Tenía los nervios a flor de piel. Se
dirigió al lavabo. Siempre le ocurría lo mismo. Siempre a última hora. Lo
intentó, pero no consiguió entender lo que decía la voz que se colaba por el
altavoz. Antes de salir vio su imagen reflejada en el espejo y frunció el
ceño. Al querer abrir la puerta se dio
cuenta que estaba encallada.
Fuera le esperaba el futuro. Un rumbo
impensado, distinto a lo que había
conocido hasta ese momento. Y tenía miedo. Nunca había sido valiente pero esta
vez lo había decidido y no había marcha atrás. En casa nunca le habían apoyado
y sabía que necesitaría de todo su coraje para superar esa inseguridad que le
inmovilizaba.
Pero a la primera de cambio todo se le
torcía. Ahora resultaba que lo que se interponía en el camino hacia su nueva
vida era una puerta atascada. De pronto se vio incapaz de salvar ese obstáculo.

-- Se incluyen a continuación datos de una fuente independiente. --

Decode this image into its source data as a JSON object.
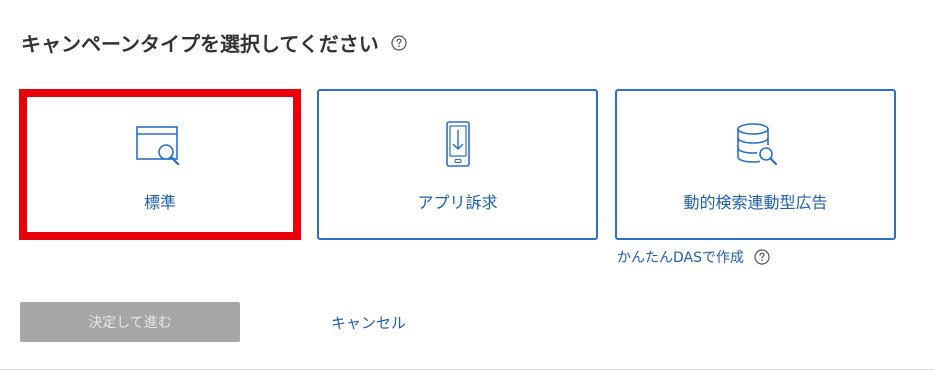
{
  "header": {
    "title": "キャンペーンタイプを選択してください"
  },
  "campaign_types": [
    {
      "label": "標準",
      "icon": "browser-search-icon",
      "selected": true
    },
    {
      "label": "アプリ訴求",
      "icon": "smartphone-download-icon",
      "selected": false
    },
    {
      "label": "動的検索連動型広告",
      "icon": "database-search-icon",
      "selected": false
    }
  ],
  "easy_das_link": "かんたんDASで作成",
  "actions": {
    "decide_label": "決定して進む",
    "cancel_label": "キャンセル"
  },
  "colors": {
    "accent": "#1f5fb6",
    "card_border": "#2a6fc9",
    "selection_highlight": "#e8000b",
    "disabled_button": "#a6a6a6"
  }
}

¿Podría tratarse de una señal? ¿No se estaría precipitando? A lo mejor no era el momento más adecuado
para tomar una decisión tan drástica. Seguramente valía la pena esperar a
madurarlo todo un poco más. Tenía mucho tiempo por delante.
Volvió a oír el sonido ininteligible de la
megafonía y en vez de aplicarse en
aporrear la puerta para llamar la atención, se arrimó a la pared y se
dejó caer temblando hasta el suelo.
Allí le encontró la encargada del
departamento de pelucas de los grandes almacenes al cabo de unas horas. Se había dormido y las sandalias rojas de
altos tacones estaban tiradas a su lado. A través del maquillaje asomaba
insolente la sombra del imberbe que había dejado de ser.